20th-Century Music: Styles, Composers, and Influences
Impressionism
Composers: Debussy, Delius, Ravel
Impressionism is characterized by a blurring of classical forms, exaggerated attention to musical color, and a focus on modal and chromatic progressions rather than tonal ones. Interestingly, symbolist poets had a greater influence on these composers than impressionistic art did.
Expressionism
Composers: Schoenberg, Webern, Hindemith, Ives
Expressionism features a high level of dissonance, extreme contrasts of dynamics, constant changing of textures, “distorted” melodies and harmonies, and angular melodies with wide leaps. Expressionist painters and artists used color and jarring images. Expressionists were influenced by various artists and sources, including Edvard Munch, Vincent van Gogh, and African art.
Atonality
Schoenberg referred to this as “Pantonal.” Atonality is seen in Expressionism and is defined as music without tonality, or music that is centered around no central key or scale.
Serial Music
Composers: Babbit, Webern, Stockhausen
Serial music is a method of composition in which various musical elements such as pitch, rhythm, dynamics, and tone color may be put in order according to a fixed series.
Twelve-Tone Music
Composers: Schoenberg, Ives
Twelve-tone music is produced by a compositional procedure of the 20th century based upon the free use of all twelve tones of the chromatic scale without a central tone or tonic.
Neo-Classicism
Composers: Berger, Chavez, Gabaye
Neo-Classicism refers to 20th-century composers who used the forms and thematic processes of the Classical era of music.
Neo-Romanticism
Composers: Shostakovich, Britten, Barber, Walton
Neo-Romanticism is a compositional style of the 20th century embodying the techniques and characteristics of the Romantic period (19th century) but incorporated into a 20th-century idiom.
British Renaissance
Composers: Byrd, Des Prez, Dowland, Milano
The Renaissance is a period from the 14th to the 17th century, considered the bridge between the Middle Ages and Modern history. Key features include the philosophy of humanism, the invention of the movable printing press, the decline of Catholicism, and figures like Da Vinci.
Folk Music and its Importance to Choral Music
Folk music is a term used to describe music of the common people that has been passed on by memorization or repetition rather than by writing, and has deep roots in its own culture.

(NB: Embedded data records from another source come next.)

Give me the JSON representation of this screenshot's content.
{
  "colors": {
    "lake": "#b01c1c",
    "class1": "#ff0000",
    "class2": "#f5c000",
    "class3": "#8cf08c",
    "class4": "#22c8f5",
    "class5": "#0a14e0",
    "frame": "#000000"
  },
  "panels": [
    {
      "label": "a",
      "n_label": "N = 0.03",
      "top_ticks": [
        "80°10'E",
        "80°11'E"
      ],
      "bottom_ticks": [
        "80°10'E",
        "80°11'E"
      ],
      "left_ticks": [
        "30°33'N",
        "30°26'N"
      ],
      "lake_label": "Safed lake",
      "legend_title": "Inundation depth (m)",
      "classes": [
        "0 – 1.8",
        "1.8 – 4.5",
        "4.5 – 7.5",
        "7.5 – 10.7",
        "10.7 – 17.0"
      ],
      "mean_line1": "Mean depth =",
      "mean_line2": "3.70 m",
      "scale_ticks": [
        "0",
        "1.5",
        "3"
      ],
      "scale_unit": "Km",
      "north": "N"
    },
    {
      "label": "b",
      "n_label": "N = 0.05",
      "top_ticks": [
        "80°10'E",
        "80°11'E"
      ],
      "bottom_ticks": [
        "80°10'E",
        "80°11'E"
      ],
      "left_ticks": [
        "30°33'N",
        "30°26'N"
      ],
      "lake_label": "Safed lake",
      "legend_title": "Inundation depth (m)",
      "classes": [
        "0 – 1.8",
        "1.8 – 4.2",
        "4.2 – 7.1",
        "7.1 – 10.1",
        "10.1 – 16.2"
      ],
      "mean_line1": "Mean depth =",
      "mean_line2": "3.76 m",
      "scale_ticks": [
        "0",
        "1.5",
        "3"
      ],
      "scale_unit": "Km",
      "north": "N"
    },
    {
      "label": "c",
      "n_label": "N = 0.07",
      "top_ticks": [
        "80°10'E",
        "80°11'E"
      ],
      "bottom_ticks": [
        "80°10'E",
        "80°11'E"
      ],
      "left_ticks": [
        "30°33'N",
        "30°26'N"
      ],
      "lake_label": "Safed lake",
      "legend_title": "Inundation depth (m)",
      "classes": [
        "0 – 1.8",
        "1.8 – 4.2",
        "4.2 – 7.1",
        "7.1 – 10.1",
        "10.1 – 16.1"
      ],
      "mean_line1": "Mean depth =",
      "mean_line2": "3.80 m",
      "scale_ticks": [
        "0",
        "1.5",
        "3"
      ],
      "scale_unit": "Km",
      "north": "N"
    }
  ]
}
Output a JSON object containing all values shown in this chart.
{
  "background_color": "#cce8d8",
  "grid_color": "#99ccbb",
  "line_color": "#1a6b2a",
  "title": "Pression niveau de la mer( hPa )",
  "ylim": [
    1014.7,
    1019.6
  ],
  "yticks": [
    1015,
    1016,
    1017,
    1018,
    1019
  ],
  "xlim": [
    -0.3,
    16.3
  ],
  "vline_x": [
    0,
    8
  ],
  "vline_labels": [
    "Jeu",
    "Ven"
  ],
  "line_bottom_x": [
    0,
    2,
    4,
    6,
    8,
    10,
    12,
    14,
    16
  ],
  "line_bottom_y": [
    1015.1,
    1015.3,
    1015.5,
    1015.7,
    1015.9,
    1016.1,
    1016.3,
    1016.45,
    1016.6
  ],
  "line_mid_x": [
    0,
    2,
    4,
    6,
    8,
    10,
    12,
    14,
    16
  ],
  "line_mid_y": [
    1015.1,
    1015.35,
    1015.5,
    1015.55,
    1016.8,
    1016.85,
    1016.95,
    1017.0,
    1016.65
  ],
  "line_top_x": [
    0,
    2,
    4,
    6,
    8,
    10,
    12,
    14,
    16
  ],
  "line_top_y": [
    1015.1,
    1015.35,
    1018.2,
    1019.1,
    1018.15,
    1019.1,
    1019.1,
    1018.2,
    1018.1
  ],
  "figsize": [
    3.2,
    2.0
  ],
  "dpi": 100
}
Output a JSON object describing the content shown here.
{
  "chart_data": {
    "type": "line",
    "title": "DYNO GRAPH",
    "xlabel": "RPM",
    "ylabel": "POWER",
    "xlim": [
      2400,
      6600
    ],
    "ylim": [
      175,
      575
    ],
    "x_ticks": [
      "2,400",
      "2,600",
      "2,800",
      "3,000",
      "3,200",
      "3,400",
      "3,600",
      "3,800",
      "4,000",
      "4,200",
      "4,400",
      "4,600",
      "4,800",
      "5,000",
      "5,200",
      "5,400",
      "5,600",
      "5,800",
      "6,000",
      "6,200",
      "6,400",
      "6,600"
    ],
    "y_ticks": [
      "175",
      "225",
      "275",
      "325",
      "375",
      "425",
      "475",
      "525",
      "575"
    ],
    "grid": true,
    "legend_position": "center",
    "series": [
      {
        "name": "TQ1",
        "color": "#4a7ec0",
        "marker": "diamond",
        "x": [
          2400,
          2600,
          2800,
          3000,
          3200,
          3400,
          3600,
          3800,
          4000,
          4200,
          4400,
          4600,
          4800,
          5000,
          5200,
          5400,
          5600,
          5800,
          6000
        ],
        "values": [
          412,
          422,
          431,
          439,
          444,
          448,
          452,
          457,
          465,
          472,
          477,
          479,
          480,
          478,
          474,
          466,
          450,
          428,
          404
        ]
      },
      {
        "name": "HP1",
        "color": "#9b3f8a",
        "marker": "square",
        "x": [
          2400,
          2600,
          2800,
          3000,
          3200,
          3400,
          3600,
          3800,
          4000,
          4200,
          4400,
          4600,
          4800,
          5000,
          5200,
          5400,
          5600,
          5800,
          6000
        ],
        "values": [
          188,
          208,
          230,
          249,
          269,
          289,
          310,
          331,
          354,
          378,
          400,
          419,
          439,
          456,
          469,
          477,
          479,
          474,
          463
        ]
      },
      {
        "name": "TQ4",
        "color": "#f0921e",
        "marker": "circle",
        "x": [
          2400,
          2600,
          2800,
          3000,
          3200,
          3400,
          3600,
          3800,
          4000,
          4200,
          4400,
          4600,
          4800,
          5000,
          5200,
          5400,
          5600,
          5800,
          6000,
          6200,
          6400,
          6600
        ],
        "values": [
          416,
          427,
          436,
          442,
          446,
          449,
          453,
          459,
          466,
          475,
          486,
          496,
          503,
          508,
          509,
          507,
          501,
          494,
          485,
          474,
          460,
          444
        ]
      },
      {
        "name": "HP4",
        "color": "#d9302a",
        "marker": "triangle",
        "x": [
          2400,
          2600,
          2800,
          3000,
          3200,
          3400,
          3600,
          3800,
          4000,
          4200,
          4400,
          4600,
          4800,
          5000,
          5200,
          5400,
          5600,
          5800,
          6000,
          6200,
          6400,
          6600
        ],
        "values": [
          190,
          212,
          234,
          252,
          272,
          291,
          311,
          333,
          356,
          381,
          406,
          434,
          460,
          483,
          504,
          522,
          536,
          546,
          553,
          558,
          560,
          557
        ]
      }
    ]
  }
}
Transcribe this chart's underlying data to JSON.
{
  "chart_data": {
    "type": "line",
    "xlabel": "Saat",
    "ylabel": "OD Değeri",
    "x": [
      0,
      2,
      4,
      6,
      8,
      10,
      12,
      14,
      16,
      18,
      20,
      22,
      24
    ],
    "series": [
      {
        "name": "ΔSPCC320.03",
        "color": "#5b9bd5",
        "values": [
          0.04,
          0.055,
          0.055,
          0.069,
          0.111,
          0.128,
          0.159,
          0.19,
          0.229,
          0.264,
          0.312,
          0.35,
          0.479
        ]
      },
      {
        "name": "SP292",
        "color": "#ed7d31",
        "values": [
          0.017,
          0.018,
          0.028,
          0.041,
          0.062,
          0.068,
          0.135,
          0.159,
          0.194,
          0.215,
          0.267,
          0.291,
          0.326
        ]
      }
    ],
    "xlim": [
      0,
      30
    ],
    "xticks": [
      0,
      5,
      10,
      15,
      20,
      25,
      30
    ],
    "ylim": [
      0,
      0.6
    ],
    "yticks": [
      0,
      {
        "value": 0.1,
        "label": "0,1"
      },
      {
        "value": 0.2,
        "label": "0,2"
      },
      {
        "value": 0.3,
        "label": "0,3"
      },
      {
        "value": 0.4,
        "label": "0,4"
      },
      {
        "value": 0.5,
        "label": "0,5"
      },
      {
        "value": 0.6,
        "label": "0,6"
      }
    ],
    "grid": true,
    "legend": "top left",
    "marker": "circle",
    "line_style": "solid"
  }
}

Its ever-changing and varying nature is deeply significant to the members of the culture to which it belongs. Folk music created new genres, patterns, rhythms, styles, and arrangements. It also brought about new choral composers who wanted to stay true to the form.
“Chance” Music and its Influence on Contemporary Choral Composers
Aleatory music, also called chance music, is 20th-century music in which chance or indeterminate elements are left for the performer to realize. This includes strictly demarcated areas for improvisation according to specific directions and also unstructured pieces consisting of vague directives. Current composers have more freedom to write outside the norm, as seen in the works of Ives. Chance music allows players and performers to vary the piece themselves, giving more personal meaning and depth to a performance.
Pointillism
Composer: Webern
In Pointillism, different musical notes are made in seclusion, rather than in a linear sequence, giving a sound texture like the painting version of Pointillism. This type of music is also known as punctualism or klangfarbenmelodie.
The Relationship of Music to Art in the Contemporary Period
The Contemporary Era was formed during the last quarter of the nineteenth century through a painting movement called Impressionism. Around 1870, a group of French painters rejected the Romantic Era. This period features:
- Fewer lyrical melodies than other periods
- Dissonant harmonies
- Complex rhythms
- Percussiveness
- Greater use of percussion, brass, and woodwind instruments
- Use of synthetic and electronic sounds
Artists and musicians used the arts to self-express and push boundaries to discover more forms and styles that are now seen today.